Land managers and ecologists are accustomed to predictive modeling, so I shall try to amplify my earlier wildfire analogy to describe the patterns of rural sprawl, and suggest ways to anticipate its manifestations in the future in the Litchfield Hills. I'm an old prescribed fire hand, used to fuel models, flamelengths, and calculating rates of spread, so at the risk of conjuring the shade of Ross Perot, "let me break it down for you."
Sprawl in the Litchfield Hills behaves like a creeping ground fire. The wind is from the south - always from the urban south - but there are local and variable breezes present as well, influenced by topography. The flame front is the Interstate 84 corridor in Fairfield County, and head fires are advancing through New Milford toward Kent and on both sides of Rte 8. up the valley of the Naugatuck. There may be another, smaller conflagration to the East, but whereas Rte 8 is a conduit for southern sprawl, it is more akin to a hard firebreak discouraging the westward expansion of Hartford's bedroom communities.

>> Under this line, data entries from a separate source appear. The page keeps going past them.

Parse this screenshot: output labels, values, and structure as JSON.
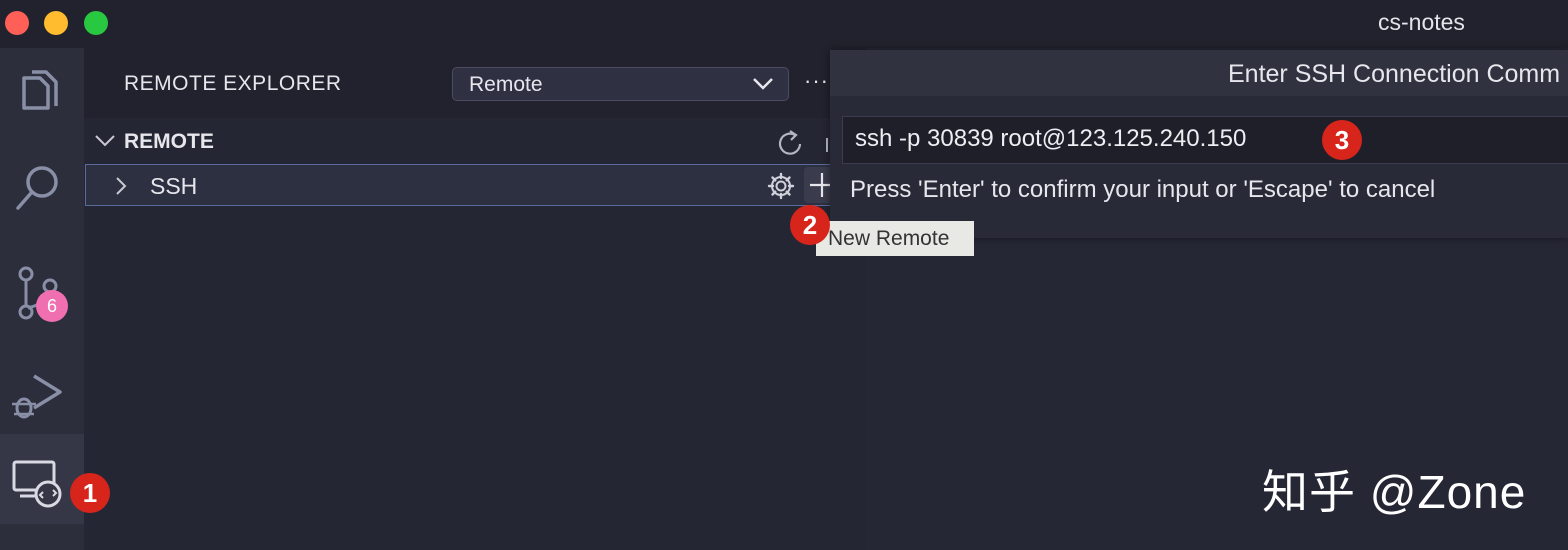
{
  "window": {
    "title": "cs-notes"
  },
  "activity_bar": {
    "items": [
      {
        "icon": "files-icon"
      },
      {
        "icon": "search-icon"
      },
      {
        "icon": "source-control-icon",
        "badge": "6"
      },
      {
        "icon": "run-debug-icon"
      },
      {
        "icon": "remote-explorer-icon",
        "active": true
      }
    ]
  },
  "sidebar": {
    "title": "REMOTE EXPLORER",
    "dropdown_value": "Remote",
    "more_label": "···",
    "section": {
      "title": "REMOTE",
      "items": [
        {
          "label": "SSH"
        }
      ]
    }
  },
  "markers": {
    "one": "1",
    "two": "2",
    "three": "3"
  },
  "tooltip": {
    "text": "New Remote"
  },
  "quick_input": {
    "title": "Enter SSH Connection Comm",
    "value": "ssh -p 30839 root@123.125.240.150",
    "hint": "Press 'Enter' to confirm your input or 'Escape' to cancel"
  },
  "watermark": {
    "text": "知乎 @Zone"
  },
  "colors": {
    "marker_red": "#d7251c",
    "badge_pink": "#f06fb0",
    "selection_border": "#5d6a9c"
  }
}
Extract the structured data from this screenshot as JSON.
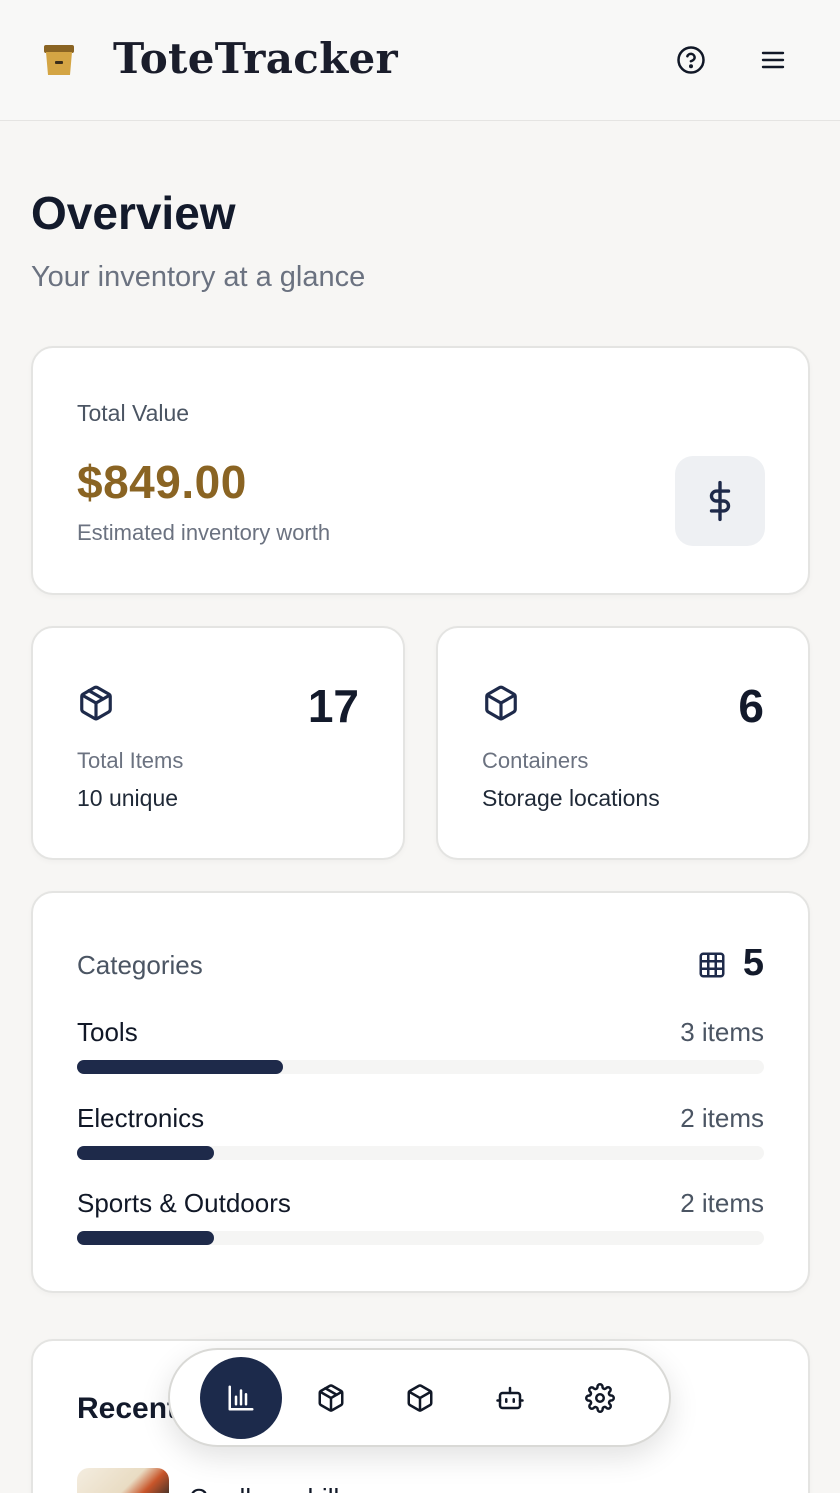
{
  "header": {
    "app_title": "ToteTracker",
    "logo_icon": "tote-box-icon",
    "help_icon": "help-circle-icon",
    "menu_icon": "hamburger-menu-icon"
  },
  "page": {
    "title": "Overview",
    "subtitle": "Your inventory at a glance"
  },
  "total_value": {
    "label": "Total Value",
    "amount": "$849.00",
    "note": "Estimated inventory worth",
    "icon": "dollar-icon"
  },
  "stats": {
    "items": {
      "count": "17",
      "label": "Total Items",
      "sub": "10 unique",
      "icon": "package-icon"
    },
    "containers": {
      "count": "6",
      "label": "Containers",
      "sub": "Storage locations",
      "icon": "box-icon"
    }
  },
  "categories": {
    "title": "Categories",
    "count": "5",
    "icon": "grid-icon",
    "rows": [
      {
        "name": "Tools",
        "qty": "3 items",
        "fraction": 0.3
      },
      {
        "name": "Electronics",
        "qty": "2 items",
        "fraction": 0.2
      },
      {
        "name": "Sports & Outdoors",
        "qty": "2 items",
        "fraction": 0.2
      }
    ]
  },
  "recent": {
    "title": "Recent",
    "first_item": "Cordless drill"
  },
  "nav": {
    "items": [
      "bar-chart-icon",
      "package-icon",
      "box-icon",
      "robot-icon",
      "settings-gear-icon"
    ],
    "active": "bar-chart-icon"
  },
  "colors": {
    "accent": "#8a6423",
    "navy": "#1c2a4b",
    "background": "#f7f6f4"
  }
}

If that were all that were in play, then the only thing for rural planners and conservationists to do would be to lay down a scratch line in front of the advancing flames and fight a holding action against the sprawl, all the while praying that the wind speed does not increase or fires outflank the line. A frontal assault on a wildfire is a doubtful proposition in the best of circumstances, but another significant factor makes such a strategy an utterly futile response to rural sprawl. When conditions are favorable, flaming firebrands carried on the wind ahead of the wildfire will start spot fires on the landscape. This is precisely the pattern of low density rural development that one typically sees with rural sprawl.
Spotting happens when atmospheric conditions and the availability of fuels combine to greatly increase the likelihood of ignition from windblown embers. Rural sprawl happens when economic, legal and social conditions in a locality experiencing growth make it more receptive to this kind of development pattern. Real estate values, commuting patterns, zoning restrictions or the lack thereof, and the degree of a community's commitment to preserving its rural character are key factors that influence how a town will develop. It should be possible, just as we model fire behavior under varying conditions, to do the same for rural sprawl and predict those areas that are most vulnerable to this phenomenon.
The antidote to spot fires on the landscape, as with invasive species, is early detection and rapid response. Knowing where the fires are likely to ignite is vital for this process. The Litchfield Hills Greenprint should be able to do something similar to focus attention on those areas ahead of the flames that are most vulnerable to rural sprawl and where it will be most critical to make the conditions less receptive to it. Some of those areas may not have the most significant ecological resources, but maintaining their rural character will be critical to ensuring the viability of surrounding communities and the landscape that sustains them.